« Lycée Descartes, Rabat, Maroc. Cultivons la différence et non l’indifférence ! » Cette formule venait célébrer la diversité culturelle et ethnique de ce lycée français, fier de réunir en son sein des élèves venant des quatre coins du monde. Très jeune, j’ai vite compris que la différence appréciée est celle des banquets, de la danse, de la musique, des habits traditionnels et des mets typiques. Celle des cartes postales folkloriques et exotiques.
Ce lycée si ouvert à la différence, bien avant la fameuse loi de 2005, invitait les jeunes filles qui se couvraient les cheveux et portaient des jupes longues à prendre la porte. Ainsi, je ressentais de la honte lorsque ma mère venait aux réunions scolaires ou quand elle croisait mes amies, car elle ne ressemblait pas aux autres mamans. Elle le portait, elle, ce vilain bout de tissu qui couvrait ses beaux cheveux et qui la faisait passer pour une revenante du Moyen Âge. Je vivais ainsi toute ma scolarité en mode binaire.
Célébrer la différence en cultivant l’indifférence
Le bac en poche, la plupart de mes amies d’enfance s’envolent pour l’Europe, poursuivre leurs études. Je reste et je fréquente l’université marocaine. Un autre monde s’ouvre. Je me réconcilie avec mon arabité, parler foi n’est plus tabou, ni signe de régression intellectuelle. La seconde intifada, puis le 11 septembre 2001 vont marquer la naissance de la génération M, selon l’appellation de Shelina Janmohamed. Cette génération de Musulmans Millennials qui navigue entre plusieurs langues et cultures entend bien prendre activement part au monde tout en embrassant sa foi. Cette génération, en dépit des étiquettes, du matraquage médiatique visant à diaboliser l’islam, résiste et croit en sa capacité à changer le monde, à commencer par le sien. L’optimisme du Printemps arabe donne des ailes mais l’euphorie est de courte durée.
Je suis en Allemagne plutôt bien accueillie. À l’université, mon voile ne fait froncer les sourcils de personne, au contraire, je suis la bienvenue sur les photos. Diversité oblige, je le comprendrais plus tard, la naïveté des premiers temps passée. Encore une fois, on célèbre la différence tout en cultivant l’indifférence. Mon premier semestre allemand est terni par le meurtre d’une jeune femme, égyptienne, dont je partage le prénom et qui résidait également en Allemagne. Marwa El Sherbini, jeune pharmacienne, est confiante dans ce pays de droit que justice lui sera rendue. Elle refuse de courber la tête et de passer outre les insultes islamophobes et raciales qu’un individu lui lance alors qu’elle accompagne son petit garçon sur une aire de jeux. Elle porte plainte. Dans le palais de justice, Marwa est tuée devant son enfant de trois ans par son agresseur. La surprenante lenteur des officiers allemands pour la secourir donne des sueurs froides. On se dit que c’est un cas isolé. On poursuit son chemin, on oublie.

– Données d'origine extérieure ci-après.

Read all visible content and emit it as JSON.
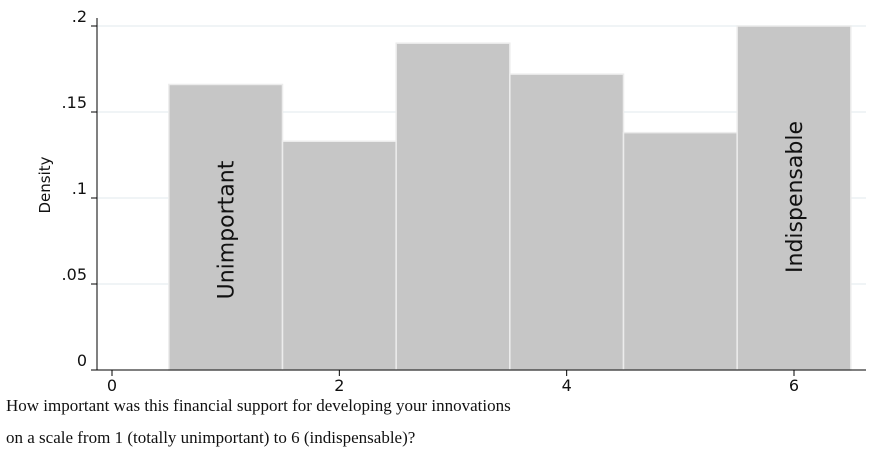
{
  "chart_data": {
    "type": "bar",
    "x": [
      1,
      2,
      3,
      4,
      5,
      6
    ],
    "values": [
      0.166,
      0.133,
      0.19,
      0.172,
      0.138,
      0.2
    ],
    "bin_width": 1,
    "xlim": [
      -0.5,
      6.65
    ],
    "ylim": [
      0,
      0.205
    ],
    "xticks": [
      "0",
      "2",
      "4",
      "6"
    ],
    "yticks": [
      "0",
      ".05",
      ".1",
      ".15",
      ".2"
    ],
    "ylabel": "Density",
    "grid": "horizontal",
    "bar_color": "#c6c6c6",
    "annotations": [
      {
        "x": 1,
        "text": "Unimportant"
      },
      {
        "x": 6,
        "text": "Indispensable"
      }
    ]
  },
  "caption": {
    "line1": "How important was this financial support for developing your innovations",
    "line2": "on a scale from 1 (totally unimportant) to 6 (indispensable)?"
  }
}
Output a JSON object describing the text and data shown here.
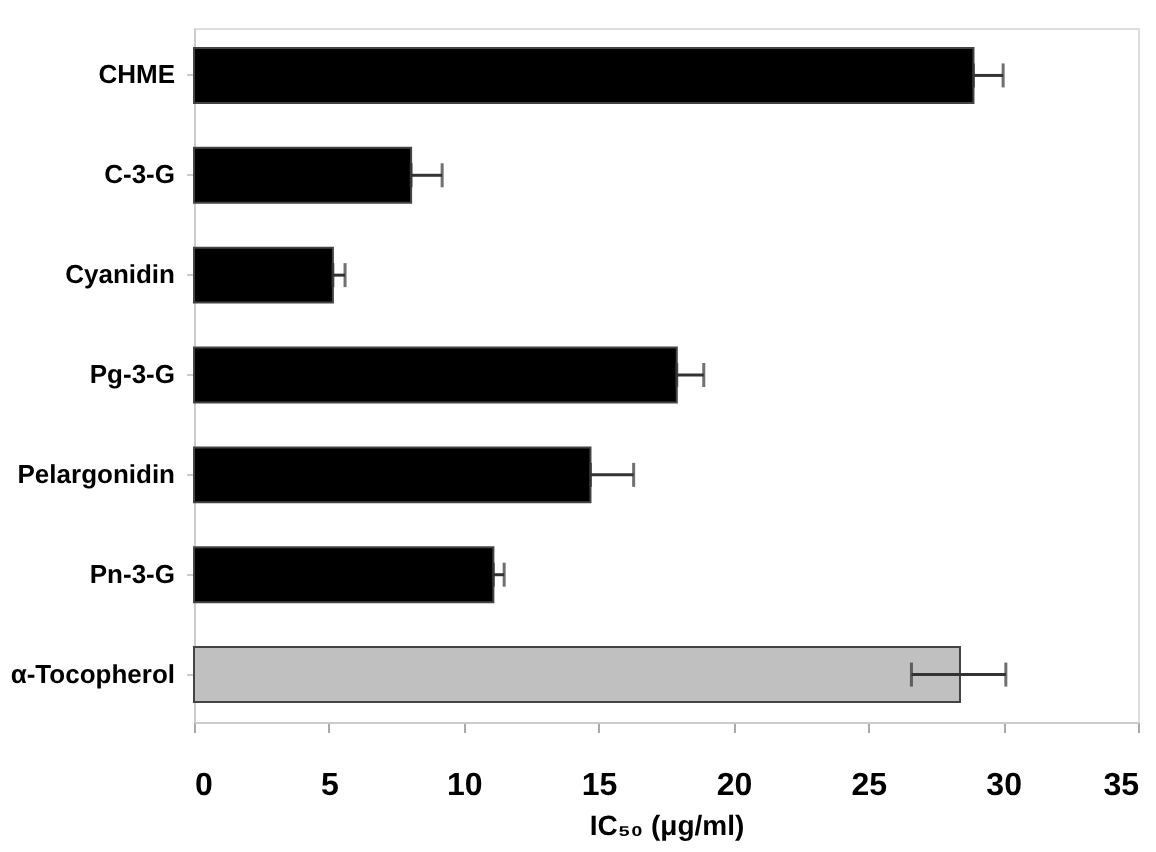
{
  "chart_data": {
    "type": "bar",
    "orientation": "horizontal",
    "xlabel": "IC₅₀ (μg/ml)",
    "categories": [
      "CHME",
      "C-3-G",
      "Cyanidin",
      "Pg-3-G",
      "Pelargonidin",
      "Pn-3-G",
      "α-Tocopherol"
    ],
    "values": [
      28.9,
      8.05,
      5.15,
      17.9,
      14.7,
      11.1,
      28.4
    ],
    "colors": [
      "#000000",
      "#000000",
      "#000000",
      "#000000",
      "#000000",
      "#000000",
      "#c0c0c0"
    ],
    "errors": [
      [
        28.9,
        30.0
      ],
      [
        8.05,
        9.2
      ],
      [
        5.15,
        5.6
      ],
      [
        17.9,
        18.9
      ],
      [
        14.7,
        16.3
      ],
      [
        11.1,
        11.5
      ],
      [
        26.6,
        30.1
      ]
    ],
    "xlim": [
      0,
      35
    ],
    "xticks": [
      0,
      5,
      10,
      15,
      20,
      25,
      30,
      35
    ],
    "grid": false
  }
}
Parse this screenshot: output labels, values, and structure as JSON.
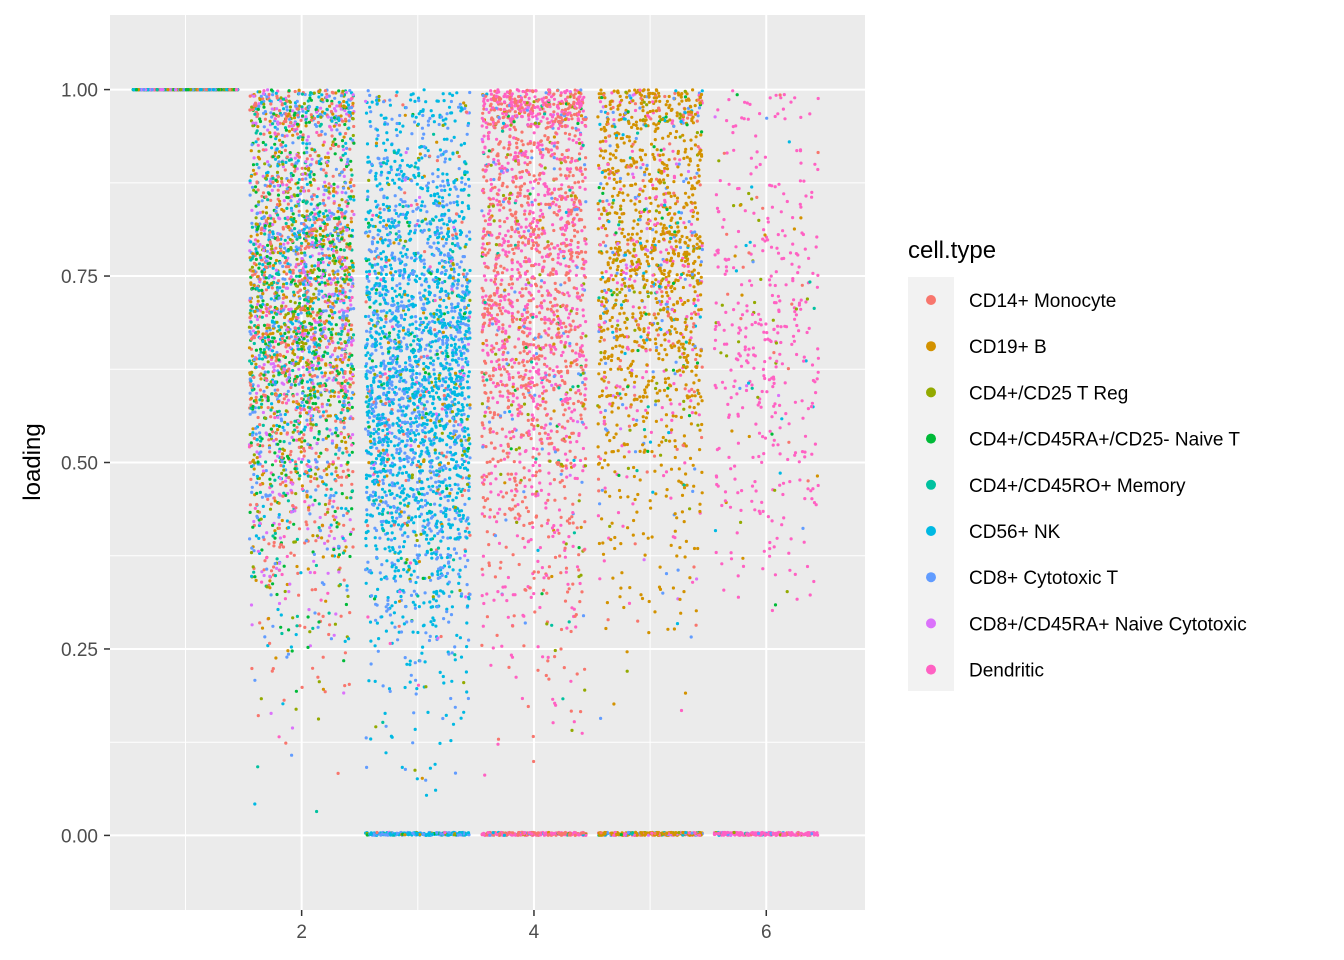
{
  "chart_data": {
    "type": "scatter",
    "title": "",
    "xlabel": "",
    "ylabel": "loading",
    "xlim": [
      0.35,
      6.85
    ],
    "ylim": [
      -0.1,
      1.1
    ],
    "x_ticks": [
      2,
      4,
      6
    ],
    "x_tick_labels": [
      "2",
      "4",
      "6"
    ],
    "y_ticks": [
      0.0,
      0.25,
      0.5,
      0.75,
      1.0
    ],
    "y_tick_labels": [
      "0.00",
      "0.25",
      "0.50",
      "0.75",
      "1.00"
    ],
    "grid": true,
    "jitter_width": 0.45,
    "panel_background": "#ebebeb",
    "legend": {
      "title": "cell.type",
      "position": "right"
    },
    "series": [
      {
        "name": "CD14+ Monocyte",
        "color": "#F8766D"
      },
      {
        "name": "CD19+ B",
        "color": "#D39200"
      },
      {
        "name": "CD4+/CD25 T Reg",
        "color": "#93AA00"
      },
      {
        "name": "CD4+/CD45RA+/CD25- Naive T",
        "color": "#00BA38"
      },
      {
        "name": "CD4+/CD45RO+ Memory",
        "color": "#00C19F"
      },
      {
        "name": "CD56+ NK",
        "color": "#00B9E3"
      },
      {
        "name": "CD8+ Cytotoxic T",
        "color": "#619CFF"
      },
      {
        "name": "CD8+/CD45RA+ Naive Cytotoxic",
        "color": "#DB72FB"
      },
      {
        "name": "Dendritic",
        "color": "#FF61C3"
      }
    ],
    "groups": [
      {
        "x": 1,
        "n": 1200,
        "mix": [
          0.1,
          0.1,
          0.1,
          0.1,
          0.1,
          0.15,
          0.15,
          0.1,
          0.1
        ],
        "mean": 1.0,
        "sd": 0.0,
        "min": 1.0,
        "max": 1.0,
        "zero_n": 0
      },
      {
        "x": 2,
        "n": 3200,
        "mix": [
          0.2,
          0.12,
          0.1,
          0.12,
          0.08,
          0.08,
          0.14,
          0.12,
          0.04
        ],
        "mean": 0.7,
        "sd": 0.2,
        "min": 0.02,
        "max": 1.0,
        "zero_n": 0
      },
      {
        "x": 3,
        "n": 2800,
        "mix": [
          0.02,
          0.02,
          0.03,
          0.02,
          0.03,
          0.5,
          0.36,
          0.01,
          0.01
        ],
        "mean": 0.62,
        "sd": 0.19,
        "min": 0.05,
        "max": 1.0,
        "zero_n": 260
      },
      {
        "x": 4,
        "n": 2200,
        "mix": [
          0.46,
          0.02,
          0.03,
          0.01,
          0.01,
          0.01,
          0.03,
          0.01,
          0.42
        ],
        "mean": 0.75,
        "sd": 0.23,
        "min": 0.05,
        "max": 1.0,
        "zero_n": 300
      },
      {
        "x": 5,
        "n": 1600,
        "mix": [
          0.06,
          0.62,
          0.04,
          0.02,
          0.02,
          0.03,
          0.06,
          0.02,
          0.13
        ],
        "mean": 0.76,
        "sd": 0.19,
        "min": 0.1,
        "max": 1.0,
        "zero_n": 300
      },
      {
        "x": 6,
        "n": 450,
        "mix": [
          0.04,
          0.02,
          0.05,
          0.01,
          0.01,
          0.02,
          0.02,
          0.01,
          0.82
        ],
        "mean": 0.68,
        "sd": 0.17,
        "min": 0.3,
        "max": 1.0,
        "zero_n": 260
      }
    ]
  }
}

En 2015, l’Allemagne accueille les flux de migrants en provenance de Syrie. Le syndrome du bon Samaritain passé, le ton change, se durcit. Les langues se délient, allons bon ! C’est la liberté d’expression quand même. La rhétorique du bon ou mauvais musulman reprend de la vigueur. La règle d’or reste la même, comme le disait un homme politique français : « Quand il y en a un ça va. C’est quand il y en a beaucoup qu’il y a des problèmes. »
Sourire, c’est résister
Je pourrais encore évoquer les micro-agressions du quotidien, les attentats de Hanau, la pandémie du Covid-19 et la guerre en Ukraine mais rien ne surpassera Gaza. Il y a un avant et un après Gaza. D’autres l’ont dit mieux que moi. Gaza c’est comme un miroir qui met l’homme face à sa vérité. Cela est d’autant plus frappant en milieu académique et en particulier dans les humanités, disciplines d’habitude friandes et volubiles en concepts révolutionnaires.
La mode c’est la décolonialisation des savoirs. On mange Frantz Fanon, on boit Edward Said, on respire AudreLorde, on dort James Baldwin et on rêve Thomas Sankara. On est de toutes les conférences, de tous les colloques, de tous les ouvrages appelant le Nord à se remettre en question, à s’engager dans une poétique de la relation à la Édouard Glissant pour un monde plus juste, plus égalitaire. Pour la survie de la planète, du vivant. Mais au sujet de Gaza, c’est le silence assourdissant. Les voix les plus élevées à dénoncer le racisme structurel et institutionnel sont devenues soit aphones soit se fendent de commentaires si creux, que le silence semble plus supportable. Malgré le génocide, Gaza a permis de distinguer les adeptes du verbiage de ceux qui, malgré la répression et les multiples intimidations exercées dans les pays des droits humains et de la liberté d’expression, restent droits, intègres, font un avec l’ensemble de l’humanité.
Pour moi, vivre en tant que musulmane, en plus des observations rituelles, c’est, malgré le climat hostile, le fait de ne pas sombrer dans l’indifférence ou, pis, de répondre à la haine par la haine. Je pense que malgré la colère et la tristesse profonde que beaucoup ressentent face à un monde à moralité variable, la foi du musulman s’exprime dans les petits gestes du quotidien, celui de saluer son voisin, de céder sa place dans un moyen de transport, tenir la porte à autrui, de partager son repas, de garder le sourire… Je finirais sur le sourire et sur cette vidéo circulant sur les réseaux sociaux et qui illustre le mieux ma compréhension de l’islam. La vidéo montre de jeunes manifestants propalestiniens sourire à la caméra au moment de leur arrestation. Sourire, c’est puiser dans ses dernières ressources la force pour aller de l’avant, c’est la certitude qu’avec l’épreuve vient la facilité (sourate Ach Sharh, 94 :5).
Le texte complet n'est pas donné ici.